Of course, there are several subcategories within the genre. The form is not unlike the family tree that branches off into related lines. Not too long ago, I turned to the romance subgenre for a change, and read a couple of books that fell into two subcategories, namely, erotic and historical romance.
I resisted for as long as I could, but ultimately had to see what all the fuss around Fifty Shades of Grey was about. The story is told from the viewpoint of Anastasia Steele, a soon-to-graduate journalism student who happens to be a virgin…at least for a little while. She speaks in the repetitive extremes of an adolescent, referring time and time again to her inner goddess. Her response to anything surprisingly sexy or appealing is Oh my!
Ana, as she is familiarly called by all but the new man in her life, falls under the spell of a tortured, self-made, gorgeous billionaire still in his twenties, and she consents to engage in BDSM—that’s bondage/dominance, sadism/masochism (oh my!)—the terms of which are drawn up by contract. His name is Christian Grey (very good/somewhat bad, get it?). When they come together (many, many times) they indulge in sexual deviance with gusto (Mr. Grey follows a fitness regimen).
Taken with the proper grain of salt (as I can only hope it was written), the book is amusing, though the characters and plot are incredible. E. L. James certainly knows how to attract readers (one hundred million copies of the Shades of Grey trilogy have been sold), and I’m sure she’s laughing at her critics as she lugs her moneybags all the way to the bank.
The next romance on my list was historical. I had enjoyed the first year of the Outlander TV series, and I decided to try the book when Amazon offered it at a nominal price. The novel opens in post-World War II Scotland, but the setting quickly moves backward in time via an assemblage of magical stones. A mash-up of the historical romance and time-travel genres, the book offers a lot more than steamy couplings, although it has a goodly share of those.
Diana Gabaldon wields impressive descriptive skills, rendering the eighteenth-century Scottish Highlands with historical authenticity and in vivid detail, her descriptions encompassing food and drink, landscape, vegetation, garments, interiors, and customs.
The author wisely uses her heroine’s voice to narrate the story. Claire, Gabaldon’s protagonist, is sharp-tongued, strong and funny, definitely not the submissive female of traditional romances. Teasing the tradition, the lovable hero, Jamie, a sweet man unconventionally younger than the heroine, demonstrates the requisite courage of ten bare-chested warriors.

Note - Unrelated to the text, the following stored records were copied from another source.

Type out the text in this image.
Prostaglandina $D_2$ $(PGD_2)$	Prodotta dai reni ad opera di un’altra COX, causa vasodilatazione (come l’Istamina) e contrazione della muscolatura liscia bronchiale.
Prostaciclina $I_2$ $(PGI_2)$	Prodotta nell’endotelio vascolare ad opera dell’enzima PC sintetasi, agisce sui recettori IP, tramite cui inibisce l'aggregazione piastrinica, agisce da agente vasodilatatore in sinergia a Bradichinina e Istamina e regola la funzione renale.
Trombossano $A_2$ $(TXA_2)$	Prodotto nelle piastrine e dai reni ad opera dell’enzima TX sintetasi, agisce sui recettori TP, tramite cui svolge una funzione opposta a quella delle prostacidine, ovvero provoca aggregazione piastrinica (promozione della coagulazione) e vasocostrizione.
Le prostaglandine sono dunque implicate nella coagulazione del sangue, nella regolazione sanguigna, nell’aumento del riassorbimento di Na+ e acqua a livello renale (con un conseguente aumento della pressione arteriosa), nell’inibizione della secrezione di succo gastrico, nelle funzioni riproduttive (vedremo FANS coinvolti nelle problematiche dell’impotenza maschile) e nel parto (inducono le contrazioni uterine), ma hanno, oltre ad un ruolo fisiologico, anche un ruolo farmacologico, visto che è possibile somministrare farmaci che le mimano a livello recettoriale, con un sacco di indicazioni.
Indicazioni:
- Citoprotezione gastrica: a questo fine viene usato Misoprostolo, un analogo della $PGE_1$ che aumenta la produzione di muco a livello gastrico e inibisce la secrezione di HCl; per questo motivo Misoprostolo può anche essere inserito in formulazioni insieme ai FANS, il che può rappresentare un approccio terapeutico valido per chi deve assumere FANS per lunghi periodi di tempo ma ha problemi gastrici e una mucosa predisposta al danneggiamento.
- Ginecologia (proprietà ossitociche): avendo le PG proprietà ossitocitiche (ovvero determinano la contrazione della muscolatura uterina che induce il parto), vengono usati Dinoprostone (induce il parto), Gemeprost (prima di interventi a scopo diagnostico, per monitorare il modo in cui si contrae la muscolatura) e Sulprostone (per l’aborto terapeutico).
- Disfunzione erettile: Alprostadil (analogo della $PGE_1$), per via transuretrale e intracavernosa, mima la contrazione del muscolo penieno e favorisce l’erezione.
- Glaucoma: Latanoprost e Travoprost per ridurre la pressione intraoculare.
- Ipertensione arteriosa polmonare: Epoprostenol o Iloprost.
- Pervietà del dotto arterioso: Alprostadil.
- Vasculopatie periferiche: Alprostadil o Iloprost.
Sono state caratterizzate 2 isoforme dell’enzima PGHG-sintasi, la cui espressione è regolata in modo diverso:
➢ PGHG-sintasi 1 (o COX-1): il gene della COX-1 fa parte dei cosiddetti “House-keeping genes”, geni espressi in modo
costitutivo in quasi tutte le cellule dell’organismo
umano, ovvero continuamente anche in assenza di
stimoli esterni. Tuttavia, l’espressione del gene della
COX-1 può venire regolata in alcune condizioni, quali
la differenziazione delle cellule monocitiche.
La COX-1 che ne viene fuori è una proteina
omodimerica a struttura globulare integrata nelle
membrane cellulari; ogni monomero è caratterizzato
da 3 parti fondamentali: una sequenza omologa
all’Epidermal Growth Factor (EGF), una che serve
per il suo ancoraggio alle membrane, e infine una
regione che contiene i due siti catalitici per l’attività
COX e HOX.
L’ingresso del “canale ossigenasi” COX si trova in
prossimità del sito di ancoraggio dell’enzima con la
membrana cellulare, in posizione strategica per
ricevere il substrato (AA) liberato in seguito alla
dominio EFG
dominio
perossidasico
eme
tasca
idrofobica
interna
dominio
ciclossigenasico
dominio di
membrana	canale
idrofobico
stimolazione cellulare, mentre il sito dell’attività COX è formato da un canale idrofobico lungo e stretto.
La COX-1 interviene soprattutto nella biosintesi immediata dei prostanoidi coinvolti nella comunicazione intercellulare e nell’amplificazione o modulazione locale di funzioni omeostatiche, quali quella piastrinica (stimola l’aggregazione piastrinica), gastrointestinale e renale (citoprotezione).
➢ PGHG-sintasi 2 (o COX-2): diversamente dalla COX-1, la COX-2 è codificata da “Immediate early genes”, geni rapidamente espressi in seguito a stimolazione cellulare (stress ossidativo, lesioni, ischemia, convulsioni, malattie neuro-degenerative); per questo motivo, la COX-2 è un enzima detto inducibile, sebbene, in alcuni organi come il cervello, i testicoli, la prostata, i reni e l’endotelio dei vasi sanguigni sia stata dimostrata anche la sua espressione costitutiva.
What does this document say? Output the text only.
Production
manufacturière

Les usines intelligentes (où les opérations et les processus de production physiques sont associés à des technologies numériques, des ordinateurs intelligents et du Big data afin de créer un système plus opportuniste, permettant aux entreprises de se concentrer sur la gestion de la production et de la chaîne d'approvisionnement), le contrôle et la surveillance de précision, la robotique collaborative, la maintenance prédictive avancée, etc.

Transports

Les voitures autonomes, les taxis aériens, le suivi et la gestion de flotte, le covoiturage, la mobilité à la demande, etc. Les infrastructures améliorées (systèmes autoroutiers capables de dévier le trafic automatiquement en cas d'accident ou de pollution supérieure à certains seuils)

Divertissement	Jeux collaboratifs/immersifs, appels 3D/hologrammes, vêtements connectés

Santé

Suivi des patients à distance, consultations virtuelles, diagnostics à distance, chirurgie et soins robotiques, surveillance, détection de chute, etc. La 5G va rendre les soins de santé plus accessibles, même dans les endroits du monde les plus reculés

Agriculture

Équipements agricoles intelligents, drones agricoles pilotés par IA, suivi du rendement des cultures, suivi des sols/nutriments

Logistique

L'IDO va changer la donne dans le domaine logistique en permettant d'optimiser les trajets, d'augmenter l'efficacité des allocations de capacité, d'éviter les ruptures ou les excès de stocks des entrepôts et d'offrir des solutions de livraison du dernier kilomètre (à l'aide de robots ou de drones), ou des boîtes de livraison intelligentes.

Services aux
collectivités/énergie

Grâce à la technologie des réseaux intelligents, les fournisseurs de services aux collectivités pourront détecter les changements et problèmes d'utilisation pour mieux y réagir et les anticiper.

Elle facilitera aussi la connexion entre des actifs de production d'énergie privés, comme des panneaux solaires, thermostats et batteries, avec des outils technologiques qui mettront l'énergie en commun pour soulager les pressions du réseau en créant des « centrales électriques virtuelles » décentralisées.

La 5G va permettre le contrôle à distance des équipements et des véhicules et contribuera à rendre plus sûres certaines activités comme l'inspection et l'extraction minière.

There are plot twists aplenty to keep the reader turning pages. The popularity of Outlander has spawned a series that will require all the novelist’s considerable skills to match the engaging characterization and exciting action of the initial book.
Admittedly, the romance is not my favorite genre. Nevertheless, before I pass judgment on a book, I call to mind Henry James’s words of wisdom in The Art of Fiction: “We must grant the artist his subject, his idea, his donee: our criticism is applied only to what he makes of it.”